Un altro aspetto da sottolineare nella fotografia di Carla Cerati sono il rigore e la ricerca formale. Le stesse regole che applica alla scrittura?
Sono due facce della stessa medaglia. E anche il lato estetico. Mia madre era un’amante del bello in assoluto. Che si trattasse di cucirsi una giacca di Armani (aveva preso lezioni di taglio e cucito), un bel tappeto o scrivere un romanzo. Il senso estetico in lei è sempre stato fortissimo.
Il corpo della donna è un altro tema da lei trattato. Esiste una differenza del corpo della donna visto dal punto di vista maschile e da quello femminile?
Secondo me, per lei, era fondamentale allontanarsi da una sguardo che comportasse dell’erotismo diretto, dell’ammicco al sesso o al desiderio. Tanto che realizzò nudi il più realistici possibili, come i tagli a figura intera e poi la scelta di fare queste sorte di sculture di paesaggio. Il corpo della donna vale in quanto scultura, medium artistico. E a questo piaceva accostare vari paesaggi, soprattutto quelli delle Langhe.
Sono ben 88 le fotografie nella mostra curata da Sandro Parmiggiani?

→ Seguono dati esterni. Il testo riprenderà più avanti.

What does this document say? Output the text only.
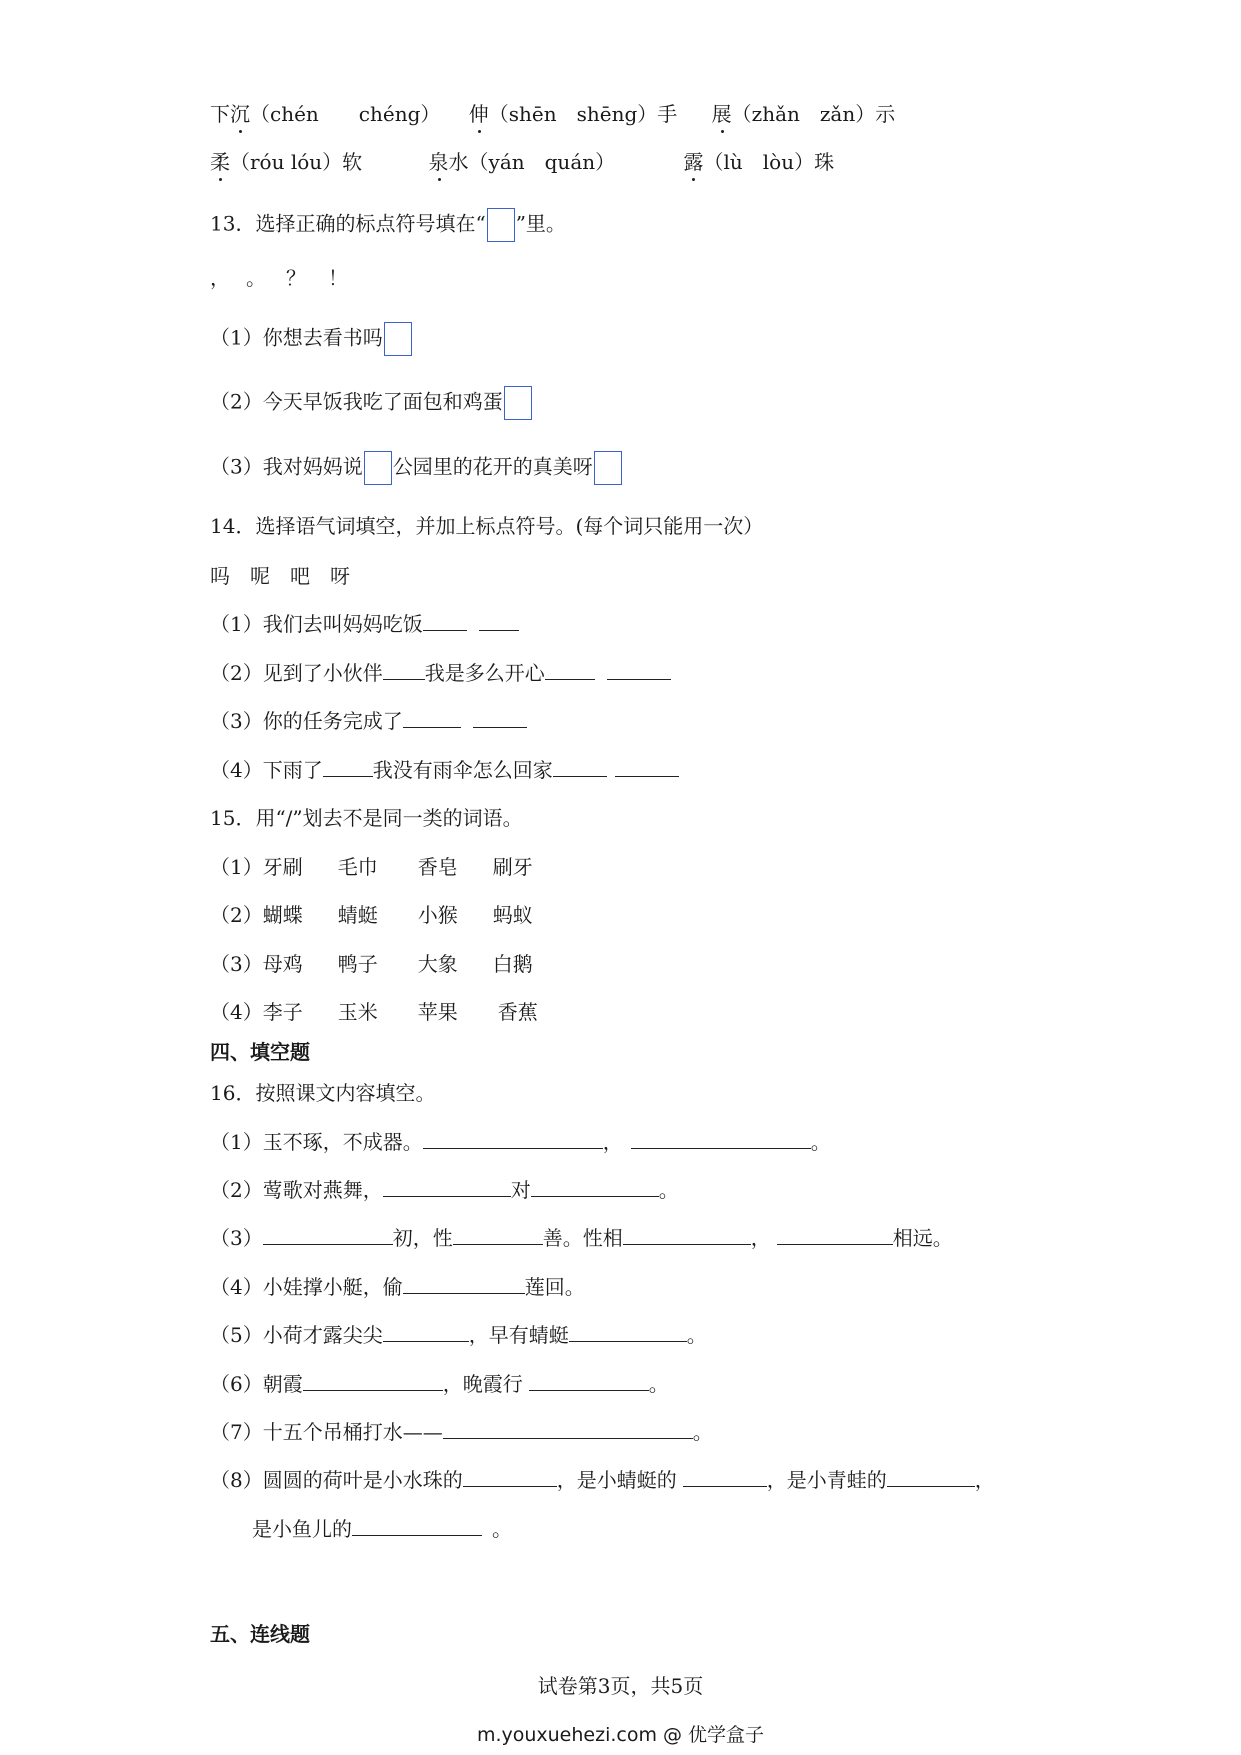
下沉（chén　　chéng） 伸（shēn　shēng）手 展（zhǎn　zǎn）示
柔（róu lóu）软	泉水（yán　quán）	露（lù　lòu）珠
13．选择正确的标点符号填在“ ”里。
， 。 ？ ！
（1）你想去看书吗
（2）今天早饭我吃了面包和鸡蛋
（3）我对妈妈说 公园里的花开的真美呀
14．选择语气词填空，并加上标点符号。(每个词只能用一次）
吗 呢 吧 呀
（1）我们去叫妈妈吃饭
（2）见到了小伙伴 我是多么开心
（3）你的任务完成了
（4）下雨了	我没有雨伞怎么回家
15．用“/”划去不是同一类的词语。
（1）牙刷 毛巾 香皂 刷牙
（2）蝴蝶 蜻蜓 小猴 蚂蚁
（3）母鸡 鸭子 大象 白鹅
（4）李子 玉米 苹果 香蕉
四、填空题
16．按照课文内容填空。
（1）玉不琢，不成器。	，	。
（2）莺歌对燕舞，	对	。
（3）	初，性	善。性相	，	相远。
（4）小娃撑小艇，偷	莲回。
（5）小荷才露尖尖	，早有蜻蜓	。
（6）朝霞	，晚霞行	。
（7）十五个吊桶打水——	。
（8）圆圆的荷叶是小水珠的	，是小蜻蜓的	，是小青蛙的	，
是小鱼儿的	。
五、连线题
试卷第3页，共5页
m.youxuehezi.com @ 优学盒子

Sì e tutte provenienti da lo CSAC di Parma, a cui mia madre fece una donazione agli inizi per la stima nei confronti di Arturo Carlo Quintavalle.
In questa mostra si trovano degli inediti?
Sicuramente sì. Mentre purtroppo non è presente il corpo di lavori sugli Ospedali psichiatrici, quindi tutta l’esperienza di Basaglia. invece non c’è invece perché gli organizzatori vorrebbero fare una prossima mostra dedicata solo ai manicomi, un lavoro estremamente importante e molto famoso ma in questa mostra volutamente compare per dare uno spazio a un’iniziativa forse l’anno prossimo”.
Cinque fotografie di Mondo Cocktail sono in esposizione invece fino 30 gennaio nella mostra ESSERE UMANE, le grandi fotografe raccontano il mondo ai Musei di San Domenico a Forlì, curata da Walter Guadagnini.